Sotheby’s plunged the most in nine months after second-quarter earnings missed estimates due to higher expenses.
The New York-based auction house of fine art and collectibles reported a 14 percent decline in profit for the period ended June 30, according to a statement Thursday. Net income slid to $76.9 million from a year earlier even as the company sold the most expensive artwork of 2017 in May -- a Jean-Michel Basquiat painting for $110.5 million.
Chief Executive Officer Tad Smith said on a conference call that the art market “is healthy and efficient but neither frothy nor depressed.” Masterpieces that are fresh to the market result in “eye-popping" prices while lesser works need “realistic” prices to sell.
Like rival Christie’s, Sotheby’s saw an increase in high-priced lots. The number of works priced at more than $1 million rose 5 percent during the first half of the year. The number of buyers and sellers in that price range increased by 10 percent and 13 percent, respectively, he said. Private sales for the first half rose 34 percent to $333.8 million.

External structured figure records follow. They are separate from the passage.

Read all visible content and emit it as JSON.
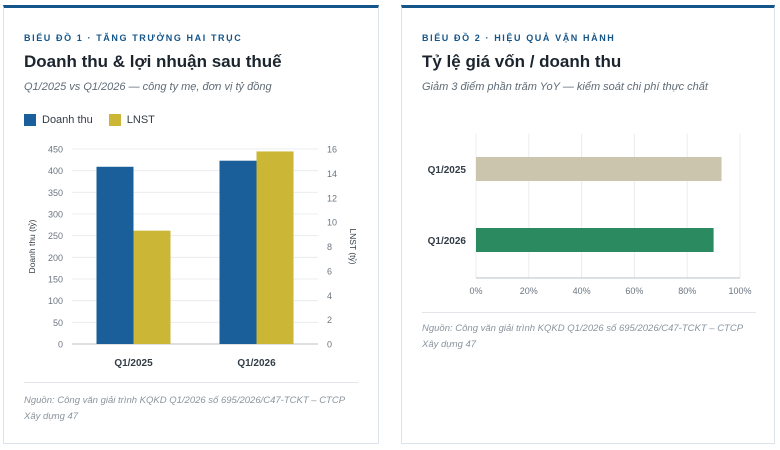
{
  "colors": {
    "accent": "#14558a",
    "revenue": "#1a5f99",
    "profit": "#cbb636",
    "bar_2025": "#ccc5ad",
    "bar_2026": "#2b8a5f"
  },
  "chart1": {
    "eyebrow": "Biểu đồ 1 · Tăng trưởng hai trục",
    "title": "Doanh thu & lợi nhuận sau thuế",
    "subtitle": "Q1/2025 vs Q1/2026 — công ty mẹ, đơn vị tỷ đồng",
    "source_line1": "Nguồn: Công văn giải trình KQKD Q1/2026 số 695/2026/C47-TCKT – CTCP",
    "source_line2": "Xây dựng 47"
  },
  "chart2": {
    "eyebrow": "Biểu đồ 2 · Hiệu quả vận hành",
    "title": "Tỷ lệ giá vốn / doanh thu",
    "subtitle": "Giảm 3 điểm phần trăm YoY — kiểm soát chi phí thực chất",
    "source_line1": "Nguồn: Công văn giải trình KQKD Q1/2026 số 695/2026/C47-TCKT – CTCP",
    "source_line2": "Xây dựng 47"
  },
  "chart_data": [
    {
      "type": "bar",
      "categories": [
        "Q1/2025",
        "Q1/2026"
      ],
      "series": [
        {
          "name": "Doanh thu",
          "axis": "left",
          "values": [
            409,
            423
          ]
        },
        {
          "name": "LNST",
          "axis": "right",
          "values": [
            9.3,
            15.8
          ]
        }
      ],
      "ylabel": "Doanh thu (tỷ)",
      "ylabel_right": "LNST (tỷ)",
      "ylim": [
        0,
        450
      ],
      "ylim_right": [
        0,
        16
      ],
      "yticks": [
        0,
        50,
        100,
        150,
        200,
        250,
        300,
        350,
        400,
        450
      ],
      "yticks_right": [
        0,
        2,
        4,
        6,
        8,
        10,
        12,
        14,
        16
      ],
      "grid": true,
      "legend": "top-left"
    },
    {
      "type": "bar",
      "orientation": "horizontal",
      "categories": [
        "Q1/2025",
        "Q1/2026"
      ],
      "values": [
        93,
        90
      ],
      "xlim": [
        0,
        100
      ],
      "xticks": [
        "0%",
        "20%",
        "40%",
        "60%",
        "80%",
        "100%"
      ],
      "grid": true
    }
  ]
}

Sotheby’s reported adjusted earnings of $1.44 a share, compared to the $1.51 average estimate of five analysts in a Bloomberg survey. Revenue of $314.9 million slightly missed the estimate even as it increased 5 percent.

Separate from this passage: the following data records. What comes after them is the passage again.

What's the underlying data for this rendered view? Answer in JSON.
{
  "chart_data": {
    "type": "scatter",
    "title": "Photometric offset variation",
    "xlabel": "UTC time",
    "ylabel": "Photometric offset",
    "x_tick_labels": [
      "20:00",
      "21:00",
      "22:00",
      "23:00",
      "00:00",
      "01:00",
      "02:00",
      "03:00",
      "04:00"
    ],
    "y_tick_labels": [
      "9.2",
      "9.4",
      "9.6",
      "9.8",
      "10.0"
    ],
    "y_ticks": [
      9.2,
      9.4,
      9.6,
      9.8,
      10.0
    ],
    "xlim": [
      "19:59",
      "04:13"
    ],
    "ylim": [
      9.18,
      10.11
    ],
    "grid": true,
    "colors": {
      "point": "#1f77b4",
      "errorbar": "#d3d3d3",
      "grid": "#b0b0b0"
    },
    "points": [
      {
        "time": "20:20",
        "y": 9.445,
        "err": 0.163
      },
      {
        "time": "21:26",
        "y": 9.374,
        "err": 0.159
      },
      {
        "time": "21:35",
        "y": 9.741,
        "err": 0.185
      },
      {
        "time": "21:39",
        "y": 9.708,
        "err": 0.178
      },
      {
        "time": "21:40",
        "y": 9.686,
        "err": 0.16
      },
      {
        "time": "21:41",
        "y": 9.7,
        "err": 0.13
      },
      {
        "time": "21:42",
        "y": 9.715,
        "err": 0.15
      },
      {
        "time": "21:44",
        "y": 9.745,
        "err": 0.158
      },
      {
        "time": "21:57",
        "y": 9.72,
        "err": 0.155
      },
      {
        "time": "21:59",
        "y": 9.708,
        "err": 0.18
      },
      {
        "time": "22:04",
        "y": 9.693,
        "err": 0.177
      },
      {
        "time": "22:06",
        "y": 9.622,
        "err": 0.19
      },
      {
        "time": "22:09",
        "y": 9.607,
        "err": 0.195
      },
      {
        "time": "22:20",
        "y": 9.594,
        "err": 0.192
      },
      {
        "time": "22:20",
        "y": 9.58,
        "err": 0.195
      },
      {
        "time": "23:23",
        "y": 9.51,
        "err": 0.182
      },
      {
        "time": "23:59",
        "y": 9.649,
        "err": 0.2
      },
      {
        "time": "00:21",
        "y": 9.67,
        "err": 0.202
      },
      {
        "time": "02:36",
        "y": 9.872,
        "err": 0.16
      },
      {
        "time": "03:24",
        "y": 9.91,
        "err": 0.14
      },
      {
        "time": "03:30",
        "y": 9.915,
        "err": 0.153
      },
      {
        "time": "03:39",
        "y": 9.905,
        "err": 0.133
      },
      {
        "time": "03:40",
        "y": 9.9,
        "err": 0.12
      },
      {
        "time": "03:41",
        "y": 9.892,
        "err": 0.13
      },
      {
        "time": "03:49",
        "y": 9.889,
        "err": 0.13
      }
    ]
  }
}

Expenses rose almost 20 percent. The company attributed this to the projected payment of target bonuses for employees and investment in areas such as technology, digital marketing and specialist expertise. Also with more higher-priced works in the mix, Sotheby’s auction commission margin was largely flat for the quarter at 16.3 percent.
The shares slid 8.3 percent to $51.15 at 4 p.m. in New York, the biggest decline since November 2016. On July 25, Sotheby’s closed at a record $57.70.